Cushion

Key Takeaways

• DST cushion design is an exercise in downhole pressure engineering — the engineer must calculate the exact hydrostatic pressure at the formation depth for the planned cushion fluid column and the mud column above it, ensuring that the net downhole pressure at the moment the DST tool opens is slightly less than the estimated formation pressure (creating a controlled underbalance that draws formation fluid into the test string) but not so much less that the formation is subjected to a drawdown exceeding safe limits for the specific rock type and fluid; for a typical sandstone formation at 3,000 meters with a pore pressure gradient of 0.45 psi/ft (normal pressure), the hydrostatic pressure is approximately 4,500 psi, and a cushion designed to provide a 500 psi drawdown (10% underbalance) requires careful calculation of the combined hydrostatic pressure from the cushion fluid above the packer and the mud column above the cushion fluid, with the two-fluid column calculation accounting for the exact volume and density of each fluid segment.
• Nitrogen cushions are used in situations where even a light liquid cushion would create excessive hydrostatic pressure — particularly in low-pressure formations, in shallow wells where the formation pore pressure is close to hydrostatic, or in formations that would be damaged by contact with any liquid during the test; nitrogen (which has essentially zero hydrostatic contribution per foot of fluid column compared to diesel at 0.3 psi/ft or fresh water at 0.43 psi/ft) allows the engineer to set up a nearly atmospheric pressure condition at the formation face without the complications of displacing an oil-based liquid above the test packer; nitrogen cushion DSTs are more complex to execute (requiring high-pressure nitrogen delivery equipment and careful pressure monitoring during blowdown to prevent the nitrogen from flowing back too rapidly), but they provide the ability to test formations that would not flow at all under a liquid cushion and are standard practice in coalbed methane (CBM) and tight gas testing where very low formation pressures are common.
• The Initial Hydrostatic Pressure (IHP) and Final Hydrostatic Pressure (FHP) recorded at the beginning and end of a DST represent the cushion and kill fluid hydrostatic pressures respectively, and their comparison with the recorded formation pressure provides a quality check on the test data — the IHP should be close to the calculated cushion hydrostatic pressure if the cushion was correctly placed and the density calculation was accurate; a significant discrepancy between the recorded IHP and the calculated cushion hydrostatic pressure indicates either an error in the cushion volume or density (the cushion may have mixed with or been diluted by mud during run-in) or a data recording problem; the FHP after the well is killed at the end of the DST should be close to the calculated mud hydrostatic pressure, confirming that kill fluid has displaced the formation fluid from the wellbore; these checks are part of the data quality review that the well test analyst performs before accepting the pressure record for reservoir characterization analysis.
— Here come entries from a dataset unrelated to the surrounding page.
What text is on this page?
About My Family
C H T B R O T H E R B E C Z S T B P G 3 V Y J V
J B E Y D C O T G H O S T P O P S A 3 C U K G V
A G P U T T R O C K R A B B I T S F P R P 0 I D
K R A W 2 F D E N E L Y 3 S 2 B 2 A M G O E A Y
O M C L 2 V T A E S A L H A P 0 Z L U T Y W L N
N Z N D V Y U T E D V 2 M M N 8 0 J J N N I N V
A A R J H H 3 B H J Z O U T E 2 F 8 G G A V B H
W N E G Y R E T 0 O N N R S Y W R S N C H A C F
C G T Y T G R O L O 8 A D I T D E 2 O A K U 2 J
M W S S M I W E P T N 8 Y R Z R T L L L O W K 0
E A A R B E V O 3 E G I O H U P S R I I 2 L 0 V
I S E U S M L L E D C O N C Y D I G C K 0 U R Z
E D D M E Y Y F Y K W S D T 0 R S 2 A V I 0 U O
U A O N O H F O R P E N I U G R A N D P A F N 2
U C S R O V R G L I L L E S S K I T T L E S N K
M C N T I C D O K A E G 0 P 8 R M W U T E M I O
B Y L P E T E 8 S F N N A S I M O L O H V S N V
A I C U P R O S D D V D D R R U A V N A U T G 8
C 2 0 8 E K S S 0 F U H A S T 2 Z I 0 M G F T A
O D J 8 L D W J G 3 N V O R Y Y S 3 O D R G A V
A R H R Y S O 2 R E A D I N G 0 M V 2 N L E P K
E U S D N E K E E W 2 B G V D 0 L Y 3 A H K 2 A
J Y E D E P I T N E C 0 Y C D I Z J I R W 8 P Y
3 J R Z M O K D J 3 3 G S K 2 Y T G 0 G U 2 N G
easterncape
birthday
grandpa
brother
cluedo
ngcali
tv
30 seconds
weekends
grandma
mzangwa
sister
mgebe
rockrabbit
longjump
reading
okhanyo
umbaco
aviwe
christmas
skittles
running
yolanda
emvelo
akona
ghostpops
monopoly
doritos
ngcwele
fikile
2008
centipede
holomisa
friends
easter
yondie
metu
• Swab pressure — the reduced pressure created in the annulus when the drill string is pulled out of the hole too rapidly, which can reduce the hydrostatic pressure in the open hole below pore pressure and induce a kick — is a distinct use of "cushion" in the sense that the drilling fluid column in the open hole provides the cushion (hydrostatic barrier) against formation influx; the annular fluid cushion must be maintained at or above the minimum required mud weight for the exposed formations during all pipe movement, and excessive trip speed reduces this cushion through swabbing effects (the pulling motion creates a suction that reduces the local pressure temporarily below the static hydrostatic head); monitoring for flow after tripping (the flow check procedure) verifies that the annular cushion was maintained throughout the trip and that no formation fluid entered the wellbore during pipe movement.
• Cushion as a completion fluid management concept appears in well control planning for casing running operations — when running heavy casing into a well with a narrow margin between pore pressure and fracture gradient, a planned volume of lighter fluid (cushion) may be placed below the casing shoe or float equipment to reduce the instantaneous surge pressure as the casing displaces mud in the open hole; the surge pressure calculation for casing running determines the maximum running speed allowed without exceeding the fracture gradient, and placing a cushion of lower-density fluid ahead of the casing shoe reduces the surge magnitude because the displaced fluid in the open hole has lower density and is more easily pushed ahead without fracturing the formation; this surge cushion application is distinct from the DST cushion application but shares the same underlying principle of using fluid density to manage the pressure balance between the wellbore and the formation.